Friday, July 13, 2012

Highway to Health

Are you going on a road trip? Prepare to lie to your Weight Watchers journal. Because I can't think of many places with fewer healthful food options than highway rest stops. Maybe the circus, or a county fair in middle America.

Last week, I was driving my sister back to her hippie-dippie 'hood on the western edge if Massachusetts - it wasn't quite a road trip, but we had to stop for a bathroom break.

We were on the Mass Pike - Route 90 - which, for the uninitiated, is a toll road that runs east to west across the state of Massachusetts (and, eventually, across the border into the randomness of upstate New York). You can take "the Pike" to get to Worcester, Leicester, and other towns whose names you can't pronounce.

Well, we pulled into the rest stop in Charlton, expecting to use the restroom (as the name "rest stop" implies one ought to do) and maybe grab some almonds from a vending machine.

Then what to my wondering eyes should appear... but a miniature farmers market! And eight tiny reindeer. (Just kidding about the reindeer.)

There on the side of the highway stood a small collection of farm stands, looking as out of place as a scone on the middle tier of a curate stand at afternoon tea. I mean, really.

As it turns out, the Massachusetts Department of Transportation (MassDOT) has reserved space for local farmers to sell their goods at rest stops since 2000. Not many vendors have taken advantage of this opportunity, but those who have are glad: Darlene at the Gilmore farm stand (the farm is in the same city as the rest stop, Charlton) said she gets so much business at the rest stop, she doesn't need to sell at any other markets.

My sister eats fruit like most people breathe air: she inhales it, and she doesn't think much about doing it. So she bought a crate of blueberries from Gilmore Farm and ate pretty much the entire thing before we reached our destination.

I was looking for a more substantial snack, so I went over to chat with Kevin at the Berkshire Grain stand. All his granolas are kosher, made with unrefined sugar, and have fun names.
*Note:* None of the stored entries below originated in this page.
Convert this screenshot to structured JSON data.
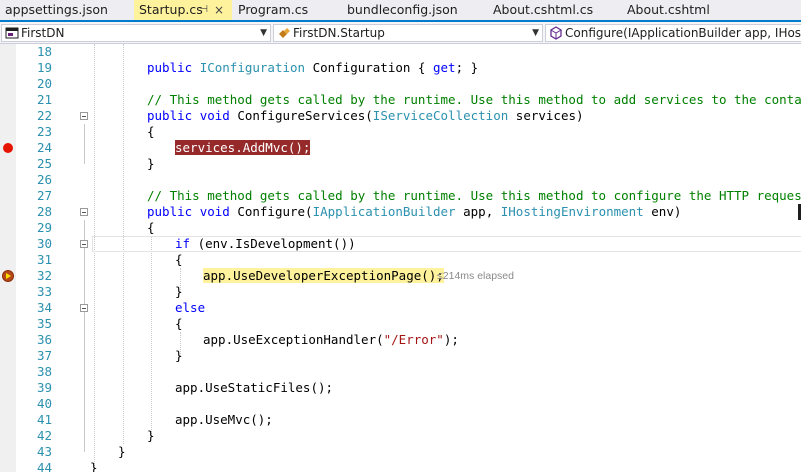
{
  "tabs": [
    {
      "label": "appsettings.json",
      "active": false
    },
    {
      "label": "Startup.cs",
      "active": true,
      "pin": "⊣",
      "close": "×"
    },
    {
      "label": "Program.cs",
      "active": false
    },
    {
      "label": "bundleconfig.json",
      "active": false
    },
    {
      "label": "About.cshtml.cs",
      "active": false
    },
    {
      "label": "About.cshtml",
      "active": false
    }
  ],
  "navbar": {
    "project": "FirstDN",
    "type": "FirstDN.Startup",
    "member": "Configure(IApplicationBuilder app, IHostingEnvironment env)"
  },
  "code": {
    "lines": [
      {
        "n": "18"
      },
      {
        "n": "19"
      },
      {
        "n": "20"
      },
      {
        "n": "21"
      },
      {
        "n": "22"
      },
      {
        "n": "23"
      },
      {
        "n": "24"
      },
      {
        "n": "25"
      },
      {
        "n": "26"
      },
      {
        "n": "27"
      },
      {
        "n": "28"
      },
      {
        "n": "29"
      },
      {
        "n": "30"
      },
      {
        "n": "31"
      },
      {
        "n": "32"
      },
      {
        "n": "33"
      },
      {
        "n": "34"
      },
      {
        "n": "35"
      },
      {
        "n": "36"
      },
      {
        "n": "37"
      },
      {
        "n": "38"
      },
      {
        "n": "39"
      },
      {
        "n": "40"
      },
      {
        "n": "41"
      },
      {
        "n": "42"
      },
      {
        "n": "43"
      },
      {
        "n": "44"
      }
    ],
    "l19": {
      "kw": "public",
      "ty": "IConfiguration",
      "rest": " Configuration { ",
      "kw2": "get",
      "end": "; }"
    },
    "l21": "// This method gets called by the runtime. Use this method to add services to the container.",
    "l22": {
      "kw1": "public",
      "kw2": "void",
      "name": " ConfigureServices(",
      "ty": "IServiceCollection",
      "rest": " services)"
    },
    "l24": "services.AddMvc();",
    "l27": "// This method gets called by the runtime. Use this method to configure the HTTP request pipe",
    "l28": {
      "kw1": "public",
      "kw2": "void",
      "name": " Configure(",
      "ty1": "IApplicationBuilder",
      "mid": " app, ",
      "ty2": "IHostingEnvironment",
      "rest": " env)"
    },
    "l30": {
      "kw": "if",
      "rest": " (env.IsDevelopment())"
    },
    "l32": "app.UseDeveloperExceptionPage();",
    "elapsed": "≤214ms elapsed",
    "l34": "else",
    "l36": {
      "pre": "app.UseExceptionHandler(",
      "str": "\"/Error\"",
      "post": ");"
    },
    "l39": "app.UseStaticFiles();",
    "l41": "app.UseMvc();",
    "brace_open": "{",
    "brace_close": "}"
  },
  "colors": {
    "keyword": "#0000ff",
    "type": "#2b91af",
    "comment": "#008000",
    "string": "#a31515",
    "breakpoint": "#e51400",
    "breakpoint_highlight": "#962a2a",
    "current_statement": "#fff29d",
    "accent": "#007acc"
  }
}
For instance, the Tangleberry mix (named for the Tanglewood summer music festival in Lenox, where Berkshire Grain is based) is "child-friendly," meaning it does not contain nuts.

(Side note: why are so many kids allergic to nuts these days? Remind me to ask a stand-up comic; I'm sure they'll have an answer.)

Kevin gave me a sample bag of the cranberry pecan granola, and it really hit the spot. I felt it was an appropriately earthy crunchy item to snack on as I continued on the drive to Northampton, Massachusetts, conservative Republican population: negative a billion.

1 comment:

  1. That is amazing! I wish the rest stop I had to stop at today had something like this. Such dismal food options! And of course anything resembling something healthy was like a billion dollars.